После второй хлопушки группа некоторое время молчала. «Браво!» – крикнул Герш, но в этом одиноком «Браво!» его никто не поддержал.
«Да-а, – протянул Марк. – Хорошо, что этого никто не видит».
«Почему это?» – повернулась к нему Настя, даже несколько резко.
«Потому, – пояснил Кошт, – что это – жирный козырь в руки монархистов и прочих разных… вздыхателей по барской плётке».
Я обратил внимание на то, что мы перешли к обсуждению, и предложил поэтому поставить стулья кругом для более правильной процедуры. Некоторое время мы занимались расстановкой мебели.
«Вы ведь ему подыгрывали, Андрей Михалыч, разве нет? – продолжил Кошт, едва мы расселись. – Признайтесь честно?»

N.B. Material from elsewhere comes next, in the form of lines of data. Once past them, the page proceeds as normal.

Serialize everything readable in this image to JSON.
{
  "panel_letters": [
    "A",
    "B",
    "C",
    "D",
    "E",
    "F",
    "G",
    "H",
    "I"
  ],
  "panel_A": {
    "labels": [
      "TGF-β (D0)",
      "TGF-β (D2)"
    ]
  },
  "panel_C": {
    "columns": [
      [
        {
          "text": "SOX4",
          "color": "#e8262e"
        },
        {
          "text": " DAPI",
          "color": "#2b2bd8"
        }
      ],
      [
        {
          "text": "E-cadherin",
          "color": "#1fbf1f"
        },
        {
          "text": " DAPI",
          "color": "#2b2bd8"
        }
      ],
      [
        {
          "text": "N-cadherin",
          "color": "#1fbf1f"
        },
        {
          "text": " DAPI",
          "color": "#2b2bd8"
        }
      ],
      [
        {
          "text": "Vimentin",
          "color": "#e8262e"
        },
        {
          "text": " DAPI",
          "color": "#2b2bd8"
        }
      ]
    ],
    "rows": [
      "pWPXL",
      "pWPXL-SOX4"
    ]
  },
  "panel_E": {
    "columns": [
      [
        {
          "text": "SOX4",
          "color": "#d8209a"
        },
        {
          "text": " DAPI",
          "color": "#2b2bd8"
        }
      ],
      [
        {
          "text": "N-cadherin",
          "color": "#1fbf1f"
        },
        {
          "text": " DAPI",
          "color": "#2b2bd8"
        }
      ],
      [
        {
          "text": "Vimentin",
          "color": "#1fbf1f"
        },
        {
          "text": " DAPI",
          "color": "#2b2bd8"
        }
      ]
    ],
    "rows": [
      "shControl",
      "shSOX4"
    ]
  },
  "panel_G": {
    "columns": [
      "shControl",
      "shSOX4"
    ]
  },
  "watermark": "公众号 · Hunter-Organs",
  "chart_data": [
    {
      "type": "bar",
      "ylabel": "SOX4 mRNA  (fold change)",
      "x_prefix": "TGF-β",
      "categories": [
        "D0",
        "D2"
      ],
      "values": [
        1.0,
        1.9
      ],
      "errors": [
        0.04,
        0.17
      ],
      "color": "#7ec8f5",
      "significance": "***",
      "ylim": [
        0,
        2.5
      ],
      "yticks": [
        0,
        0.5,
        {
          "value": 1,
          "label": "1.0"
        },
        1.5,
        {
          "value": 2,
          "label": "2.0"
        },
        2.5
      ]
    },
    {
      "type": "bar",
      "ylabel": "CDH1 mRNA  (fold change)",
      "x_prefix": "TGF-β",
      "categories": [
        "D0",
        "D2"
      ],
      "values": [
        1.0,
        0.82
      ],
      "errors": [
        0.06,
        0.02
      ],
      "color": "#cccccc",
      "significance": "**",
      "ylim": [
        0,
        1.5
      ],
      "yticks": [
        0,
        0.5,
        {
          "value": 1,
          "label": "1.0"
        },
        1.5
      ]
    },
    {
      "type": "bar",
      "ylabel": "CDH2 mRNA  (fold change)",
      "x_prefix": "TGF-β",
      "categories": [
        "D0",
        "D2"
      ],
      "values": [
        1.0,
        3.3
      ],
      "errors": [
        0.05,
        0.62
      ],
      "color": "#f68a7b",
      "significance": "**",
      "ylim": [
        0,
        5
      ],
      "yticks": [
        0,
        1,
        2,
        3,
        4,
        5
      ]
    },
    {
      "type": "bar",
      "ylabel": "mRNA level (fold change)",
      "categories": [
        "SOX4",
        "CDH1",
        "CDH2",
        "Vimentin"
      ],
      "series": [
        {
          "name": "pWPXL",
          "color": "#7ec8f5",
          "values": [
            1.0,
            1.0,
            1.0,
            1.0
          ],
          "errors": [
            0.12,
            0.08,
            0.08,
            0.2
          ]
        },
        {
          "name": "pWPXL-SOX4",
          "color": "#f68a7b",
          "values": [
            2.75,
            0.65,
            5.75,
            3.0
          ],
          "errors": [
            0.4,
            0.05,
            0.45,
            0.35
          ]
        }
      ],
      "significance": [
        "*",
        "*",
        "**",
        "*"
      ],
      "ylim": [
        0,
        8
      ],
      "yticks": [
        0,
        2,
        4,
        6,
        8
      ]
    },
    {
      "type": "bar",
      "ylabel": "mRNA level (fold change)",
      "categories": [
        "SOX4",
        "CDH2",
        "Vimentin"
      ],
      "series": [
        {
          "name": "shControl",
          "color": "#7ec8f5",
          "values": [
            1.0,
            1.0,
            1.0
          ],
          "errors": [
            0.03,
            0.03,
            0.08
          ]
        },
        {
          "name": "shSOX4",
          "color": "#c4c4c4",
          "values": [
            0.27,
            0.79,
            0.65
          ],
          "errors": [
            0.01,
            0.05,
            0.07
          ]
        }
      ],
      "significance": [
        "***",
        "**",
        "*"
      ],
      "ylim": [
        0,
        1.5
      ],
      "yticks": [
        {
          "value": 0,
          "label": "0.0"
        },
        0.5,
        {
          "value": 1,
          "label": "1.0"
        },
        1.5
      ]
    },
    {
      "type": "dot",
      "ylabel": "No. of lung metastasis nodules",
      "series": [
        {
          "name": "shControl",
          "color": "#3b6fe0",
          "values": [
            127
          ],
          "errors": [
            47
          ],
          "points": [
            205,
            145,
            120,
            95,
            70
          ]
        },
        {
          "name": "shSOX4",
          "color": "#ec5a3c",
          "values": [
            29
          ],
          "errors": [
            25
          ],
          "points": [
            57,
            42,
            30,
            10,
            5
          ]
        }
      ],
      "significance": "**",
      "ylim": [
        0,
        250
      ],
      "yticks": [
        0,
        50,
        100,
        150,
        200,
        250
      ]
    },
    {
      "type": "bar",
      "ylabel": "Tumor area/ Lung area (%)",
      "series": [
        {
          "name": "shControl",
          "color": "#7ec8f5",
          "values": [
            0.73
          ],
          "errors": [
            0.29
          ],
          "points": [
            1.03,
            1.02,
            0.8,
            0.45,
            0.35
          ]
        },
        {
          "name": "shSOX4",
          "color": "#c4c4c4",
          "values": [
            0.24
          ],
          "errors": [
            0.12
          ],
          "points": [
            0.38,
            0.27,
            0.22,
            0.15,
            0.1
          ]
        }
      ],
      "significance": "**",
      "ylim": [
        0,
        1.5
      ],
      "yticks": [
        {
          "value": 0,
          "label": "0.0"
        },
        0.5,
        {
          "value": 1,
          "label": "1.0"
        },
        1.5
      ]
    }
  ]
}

«Нет, это неправда», – тихо и убеждённо проговорила Марта, прежде чем я сам успел ему возразить.
«Знаете, – начал Иван, ни к кому не обращаясь, – этого диалога в реальности не было, то есть почти наверняка не было. Но мы все воспринимаем его так, как если бы он был – в отличие от той сцены, где Алиса Гессенская отказала Наследнику. Ту мы обсуждали добродушно, а здесь, как я погляжу, задеты за живое. Хочу сказать, что есть, видимо, разные степени вероятности…»
«Обратите внимание на то, что Государь сказал о Распутине! – горячо заговорил Герш. – Это… это гениально – или, в любом случае, очень точно. Распутин – гадок, похотлив, неразборчив, но все его уродства – часть народной жизни, а монарх, в отличие от монаха, не может позволить себе быть избирательным по отношению к своему народу. Я скажу больше! Скажу то, что уже говорил в двадцать девятом году и не поленюсь повторить. Распутин – тёмный невежественный колдун, но склонность к невежественному обрядоверию – часть нашей, русской религиозности. Церковь не отлучила его от себя и не избавилась от этой тёмной части. В его явлении повинны мы все! Это именно наша, Русская православная церковь, перед семнадцатым годом выродилась настолько, что не сумела дать никакой более достойной фигуры! “Кровь его на нас и на детях наших”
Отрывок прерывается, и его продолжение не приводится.